# Losing teeth?



## zooeysmom (Jan 3, 2014)

Some of Maizie's teeth got ripped out when she was playing with her tug toys when she was your pup's age. I couldn't see the new teeth growing in for a week or two afterwards.


----------



## coffee&curls (Nov 18, 2015)

All is well, it's not uncommon for puppies (or kids for that matter lol) to lose their baby teeth because of play. It's very possible that the new tooth just hasn't broken through the gums yet. As a general rule I'd just keep an eye on his adult teeth as they grow in to make sure everything is indeed coming in correctly.


----------



## Summerhouse (Jun 12, 2015)

Its normally the adult tooth growing that wears away at the root of the baby tooth making them loose. 

My son at 13 still has some baby teeth as his adult ones have never formed to grow through and push them out. 

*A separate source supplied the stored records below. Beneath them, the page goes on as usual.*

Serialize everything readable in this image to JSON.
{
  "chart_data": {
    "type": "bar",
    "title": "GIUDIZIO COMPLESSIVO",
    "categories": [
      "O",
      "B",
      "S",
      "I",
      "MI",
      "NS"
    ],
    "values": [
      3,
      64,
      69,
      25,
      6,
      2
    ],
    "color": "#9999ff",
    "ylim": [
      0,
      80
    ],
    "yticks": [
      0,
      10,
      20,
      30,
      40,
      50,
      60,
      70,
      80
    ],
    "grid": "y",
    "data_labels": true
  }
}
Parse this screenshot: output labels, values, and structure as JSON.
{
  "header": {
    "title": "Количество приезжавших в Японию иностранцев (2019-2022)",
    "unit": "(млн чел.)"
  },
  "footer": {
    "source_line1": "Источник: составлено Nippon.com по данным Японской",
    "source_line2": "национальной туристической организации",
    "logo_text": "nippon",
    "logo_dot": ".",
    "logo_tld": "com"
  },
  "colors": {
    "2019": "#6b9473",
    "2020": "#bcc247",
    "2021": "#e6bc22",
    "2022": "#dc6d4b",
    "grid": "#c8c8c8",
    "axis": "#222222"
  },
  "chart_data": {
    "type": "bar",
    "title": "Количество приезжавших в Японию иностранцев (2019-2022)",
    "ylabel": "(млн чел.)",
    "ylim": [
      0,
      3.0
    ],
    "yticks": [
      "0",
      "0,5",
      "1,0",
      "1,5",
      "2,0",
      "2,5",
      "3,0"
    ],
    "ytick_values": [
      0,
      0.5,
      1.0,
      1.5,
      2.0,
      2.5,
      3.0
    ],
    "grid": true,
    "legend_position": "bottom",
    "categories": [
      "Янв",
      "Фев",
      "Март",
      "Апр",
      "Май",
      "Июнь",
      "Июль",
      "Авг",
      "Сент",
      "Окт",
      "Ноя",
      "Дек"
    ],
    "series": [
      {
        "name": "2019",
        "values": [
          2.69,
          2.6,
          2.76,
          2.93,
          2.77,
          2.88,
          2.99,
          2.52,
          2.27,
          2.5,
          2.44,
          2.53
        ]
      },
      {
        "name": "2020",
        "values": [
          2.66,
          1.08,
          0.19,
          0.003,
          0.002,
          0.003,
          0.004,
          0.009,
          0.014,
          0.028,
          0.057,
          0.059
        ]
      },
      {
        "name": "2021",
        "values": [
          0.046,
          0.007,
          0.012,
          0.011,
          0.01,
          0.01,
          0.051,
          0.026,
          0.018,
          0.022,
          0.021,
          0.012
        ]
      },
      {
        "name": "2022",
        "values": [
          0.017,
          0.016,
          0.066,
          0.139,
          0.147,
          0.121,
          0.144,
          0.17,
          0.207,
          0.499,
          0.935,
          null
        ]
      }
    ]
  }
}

My dog ended up with both baby and adult canines through at the same time. The baby one wasn't in the right place for the adult one (which was in the right place) to wear it down.


----------



## mullyman (Oct 15, 2015)

I happen to be going through this right now with Opie. He will be 6 months on the 10th. So far he's lost and filled in all of his front teeth except for the two just before the canines, although they have broken through. One of them was like what you described though. There was nothing there when it came out, just gum. The tooth has broken though now though and is growing just fine....although I'm not a dentist. :act-up:

Just two nights ago he was chewing furiously on something and I grabbed him and opened his mouth and couldn't find anything. When I put him down he kept chewing again. I then realized that the front portion of the back tooth on the right side was really loose. The next morning while he was eating breakfast I found that tooth lying on the floor about 2 feet from his bowl.

I really hate to see him growing so fast. Where's my puppy that couldn't get up the step in the entrance way? Boohoo!!!
MULLY
haven't seen a trace of any of the other teeth he's lost. Guess he swallowed them.


----------